Biden must change how the US deals with Saudi Arabia

  • President Joe Biden’s recalibration of relations between the United States and Saudi Arabia is no longer necessary.
  • Inflating the relationship would not be wise, but the US should stop treating Saudi Arabia as if it were still the 20th century, writes Daniel DePetris, rival of the defense priorities.
  • Visit the Insider Business Department for more stories.

The US relationship with Saudi Arabia is in a turbulent state.

Persistent drone and missile attacks by the Houthis, including a strike on March 7 at a major Saudi oil export facility at Ras Tanura, led to Washington’s “steadfast“commitment to the defense.

At the same time, the American intelligence community stresses that Saudi Crown Prince Mohammed bin Salman has ordered the assassination of Washington Post contributor Jamal Khashoggi as urgently a recalibration of US-Saudi relations is real.

The Biden government has made an effort to bridge the gap between liability for the murder of a journalist and a permanent U.S. resident and the need to maintain a constructive relationship with the kingdom. In general, this is the right approach. Just as contemptible as bin Salman’s behavior was since he rose from the obscure prince to the daily ruler, the US would inflate the whole relationship, not be wise.

However, this does not mean that the relationship does not need serious work. The US too often based its alliance with Saudi Arabia as if the world was still in the 20th century.

President Joe Biden must restore the conditions at the institutional level, and get away from an oil-for-security paradigm that is no longer as sustainable today as it was 30, 20 or even ten years ago. Imposing a travel ban on troubled Saudis, imposing financial sanctions on certain Saudi entities and repelling Prince Mohammed van Biden are gestures on the surface. What Washington needs is a real reform.

Mohammed Bin Salman

Mohammed bin Salman, then Deputy Crown Prince of Saudi Arabia, arrives at the G20 summit in Hangzhou, China, on September 4, 2016.

Etienne Oliveau / Pool photo via AP


Washington and Riyadh established their strategic relationship at the end of World War II, when US President Franklin Roosevelt and Saudi King Abdulaziz Ibn Saud struck a deal that would be popularly known as oil. -for-safety-scheme.

In exchange for the Saudis opening their taps and supplying a reliable supply of oil to the market, the US would provide the Kingdom with the defense articles and military training to protect itself from external threats. The concept was a pragmatic and largely effective one for both countries, both of which were wary of the Soviet Union and concerned about what Soviet expansionism in the Middle East would mean for the world’s most valuable source of energy.

For US officials at the time, it was simply common sense to have one of the largest oil producers in the world in the Washington corner.

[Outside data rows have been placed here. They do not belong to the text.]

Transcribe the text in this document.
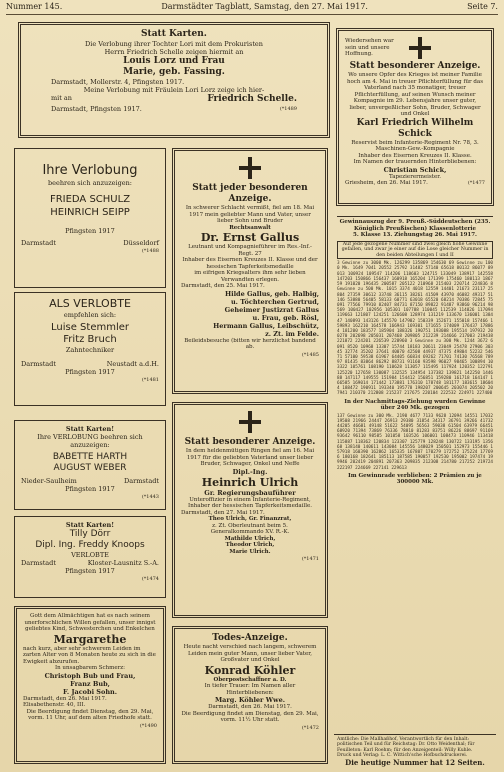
Nummer 145.	Darmstädter Tagblatt, Samstag, den 27. Mai 1917.	Seite 7.
Statt Karten.
Die Verlobung ihrer Tochter Lori mit dem Prokuristen
Herrn Friedrich Schelle zeigen hiermit an
Louis Lorz und Frau
Marie, geb. Fassing.
Darmstadt, Mollerstr. 4, Pfingsten 1917.
Meine Verlobung mit Fräulein Lori Lorz zeige ich hier-
mit an	Friedrich Schelle.
Darmstadt, Pfingsten 1917.	(*1489
Wiedersehen war sein und unsere Hoffnung.
Statt besonderer Anzeige.
Wo unsere Opfer des Krieges ist meiner Familie hoch am 4. Mai in treuer Pflichterfüllung für das Vaterland nach 35 monatiger, treuer Pflichterfüllung, auf seinen Wunsch meiner Kompagnie im 29. Lebensjahre unser guter, lieber, unvergeßlicher Sohn, Bruder, Schwager und Onkel
Karl Friedrich Wilhelm Schick
Reservist beim Infanterie-Regiment Nr. 78, 3. Maschinen-Gew.-Kompagnie
Inhaber des Eisernen Kreuzes II. Klasse.
Im Namen der trauernden Hinterbliebenen:
Christian Schick,
Tapezierermeister.
Griesheim, den 26. Mai 1917.	(*1477
Ihre Verlobung
beehren sich anzuzeigen:
FRIEDA SCHULZ
HEINRICH SEIPP
Pfingsten 1917
Darmstadt	Düsseldorf
(*1488
Statt jeder besonderen Anzeige.
In schwerer Schlacht vermißt, fiel am 18. Mai 1917 mein geliebter Mann und Vater, unser lieber Sohn und Bruder
Rechtsanwalt
Dr. Ernst Gallus
Leutnant und Kompagnieführer im Res.-Inf.-Regt. 27
Inhaber des Eisernen Kreuzes II. Klasse und der hessischen Tapferkeitsmedaille
im eifrigen Kriegsalters ihm sehr lieben Verwandten erlegen.
Darmstadt, den 25. Mai 1917.
Hilde Gallus, geb. Halbig,
u. Töchterchen Gertrud,
Geheimer Justizrat Gallus
u. Frau, geb. Rösl,
Hermann Gallus, Leibschütz,
z. Zt. im Felde.
Beileidsbesuche (bitten wir herzlichst bandend ab.
(*1485
ALS VERLOBTE
empfehlen sich:
Luise Stemmler
Fritz Bruch
Zahntechniker
Darmstadt	Neustadt a.d.H.
Pfingsten 1917
(*1481
Statt Karten!
Ihre VERLOBUNG beehren sich anzuzeigen:
BABETTE HARTH
AUGUST WEBER
Nieder-Saulheim	Darmstadt
Pfingsten 1917
(*1443
Statt besonderer Anzeige.
In dem heldenmütigen Ringen fiel am 16. Mai 1917 für die geliebten Vaterland unser lieber Bruder, Schwager, Onkel und Neffe
Dipl.-Ing.
Heinrich Ulrich
Gr. Regierungsbauführer
Unteroffizier in einem Infanterie-Regiment, Inhaber der hessischen Tapferkeitsmedaille.
Darmstadt, den 27. Mai 1917.
Theo Ulrich, Gr. Finanzrat,
z. Zt. Oberleutnant beim 5.
Generalkommando XV. R.-K.
Mathilde Ulrich,
Theodor Ulrich,
Marie Ulrich.
(*1471
Statt Karten!
Tilly Dörr
Dipl. Ing. Freddy Knoops
VERLOBTE
Darmstadt	Kloster-Lausnitz S.-A.
Pfingsten 1917
(*1474
Gott dem Allmächtigen hat es nach seinem unerforschlichen Willen gefallen, unser innigst geliebtes Kind, Schwesterchen und Enkelchen
Margarethe
nach kurz, aber sehr schwerem Leiden im zarten Alter von 8 Monaten heute zu sich in die Ewigkeit abzurufen.
In unsagbarem Schmerz:
Christoph Bub und Frau,
Franz Bub,
F. Jacobi Sohn.
Darmstadt, den 26. Mai 1917.
Elisabethenstr. 40, III.
Die Beerdigung findet Dienstag, den 29. Mai, vorm. 11 Uhr, auf dem alten Friedhofe statt.
(*1490
Todes-Anzeige.
Heute nacht verschied nach langem, schwerem Leiden mein guter Mann, unser lieber Vater, Großvater und Onkel
Konrad Köhler
Oberpostschaffner a. D.
In tiefer Trauer: Im Namen aller Hinterbliebenen:
Marg. Köhler Wwe.
Darmstadt, den 26. Mai 1917.
Die Beerdigung findet am Dienstag, den 29. Mai, vorm. 11½ Uhr statt.
(*1472
Gewinnauszug der 9. Preuß.-Süddeutschen (235. Königlich Preußischen) Klassenlotterie
5. Klasse 13. Ziehungstag 26. Mai 1917.
Auf jede gezogene Nummer sind zwei gleich hohe Gewinne gefallen, und zwar je einer auf die Lose gleicher Nummer in den beiden Abteilungen I und II
3 Gewinne zu 3000 Mk. 126299 135869 154630 69 Gewinne zu 1000 Mk. 1649 7041 20552 25792 31482 57140 65618 80132 86077 89013 100924 109547 114206 118603 124715 133049 138917 142558 147203 150866 156437 160918 165204 171399 175460 180113 186759 191020 196435 200587 205122 210968 215403 220714 224836 8 Gewinne zu 500 Mk. 1015 3374 4018 12559 14401 21673 23117 25804 27359 30612 33748 36115 38261 41509 43970 46082 49317 51146 53880 56405 58133 60771 63018 65520 68214 70386 72845 75091 77566 79910 82407 84731 87150 89822 91487 93860 96214 98569 100427 102956 105301 107788 110045 112539 114826 117094 119663 121807 124251 126608 128974 131219 133670 136001 138447 140893 143126 145570 147902 150339 152671 155018 157466 159893 162210 164578 166943 169301 171655 174009 176437 178864 181200 183577 185904 188326 190751 193088 195514 197932 200270 202698 205031 207468 209805 212239 214666 217003 219438 221872 224201 226539 228960 3 Gewinne zu 300 Mk. 1244 3672 6091 8520 10968 13307 15744 18183 20611 23049 25478 27906 30345 32774 35202 37641 40070 42508 44937 47375 49804 52232 54671 57100 59538 61967 64405 66834 69262 71701 74130 76568 78997 81435 83864 86292 88731 91160 93598 96027 98465 100894 103322 105761 108190 110628 113057 115495 117924 120352 122791 125220 127658 130087 132525 134954 137382 139821 142250 144688 147117 149555 151984 154412 156851 159280 161718 164147 166585 169014 171442 173881 176310 178748 181177 183615 186044 188472 190911 193340 195778 198207 200645 203074 205502 207941 210370 212808 215237 217675 220104 222532 224971 227400
In der Nachmittags-Ziehung wurden Gewinne über 240 Mk. gezogen
137 Gewinne zu 300 Mk. 2190 4677 7133 9628 12094 14551 17032 19508 21966 24447 26913 29380 31854 34317 36791 39266 41732 44205 46681 49148 51622 54095 56563 59038 61504 63979 66451 68920 71394 73869 76336 78810 81283 83751 86226 88697 91169 93642 96110 98585 101058 103526 106001 108473 110946 113418 115887 118362 120834 123307 125779 128248 130722 133195 135668 138140 140611 143084 145556 148029 150501 152973 155446 157918 160390 162862 165335 167807 170279 172752 175224 177696 180168 182641 185113 187585 190057 192530 195002 197474 199946 202419 204891 207363 209835 212308 214780 217252 219724 222197 224669 227141 229613
Im Gewinnrade verblieben: 2 Prämien zu je 300000 Mk.
Amtliche: Die Mallhaßhof, Verantwortlich für den Inhalt: politischen Teil und für Reichstag: Dr. Otto Weidenthal; für Feuilleton: Karl Roehm; für den Anzeigenteil: Willy Kuhle.
Druck und Verlag: L. C. Wittich'sche Hofbuchdruckerei.
Die heutige Nummer hat 12 Seiten.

Times have changed, however. The Soviet Union, the American adversary for more than 45 years, has been in the history books for almost three decades. While fossil fuels remain vital to the world economy, the tremendous progress with green energy gives the world, including the United States, the opportunity to diversify its energy resources and thus reduce its dependence on crude oil.

As a result, Riyadh lost its influence on geopolitics. In 1991, the US imported 1.8 million barrels of Saudi oil a day. According to data from the Energy Information Agency, the figure has dropped to 530,000 barrels per day – the lowest since 1985.

Of course, just because the US imports less Saudi oil does not mean that the kingdom’s oil reserves are not important. But what it does mean is that the old oil-for-security model that has dominated bilateral relations for so long is less relevant in 2021 than during the Cold War.

At the time, a competitive superpower determining oil prices in the Persian Gulf was at least an acceptable scenario for U.S. policymakers and defense planners. No one can take the same argument seriously today – Iran and Russia are far too weak militarily and economically to achieve hegemonic status, and China does not seem particularly interested in securing itself in the Middle East.

Riyadh, Saudi Arabia


REUTERS / Fahad Shadeed


The Biden administration’s recalibration of US-Saudi Arabia relations has long since ceased.

The president’s decision last month to end offensive US military support for the Saudi-led war in Yemen was a major step in the right direction, removing Washington from Riyadh’s reckless air campaign and King Salman and his favorite son ‘ sent a message that the US has won ‘t is automatically on the lookout for the kingdom – especially if the kingdom’s own actions are a big part of the problem.

But a recalibration will stop if Biden’s government thinks it is only necessary to reprimand Crown Prince Mohammed and put the troubled heir in his place. And it will not succeed at all if Washington neglects three critical points: 1) Saudi Arabia is not a formal ally of the US treaty, 2) US and Saudi interests are more likely to differ than to merge , and 3) what is good for the kingdom in the Middle East necessarily correlates with what is good for the USA.

Biden has a golden opportunity to rewrite the old 75-year-old contract between the United States and Saudi Arabia, one in which the US approaches the kingdom like any authoritarian state with a terrible human rights record: skeptical and armed, but ready to go to do when the US national security interests demand it.

Daniel R. DePetris is a Fellow at Defense Priorities and a Foreign Affairs columnist for Newsweek.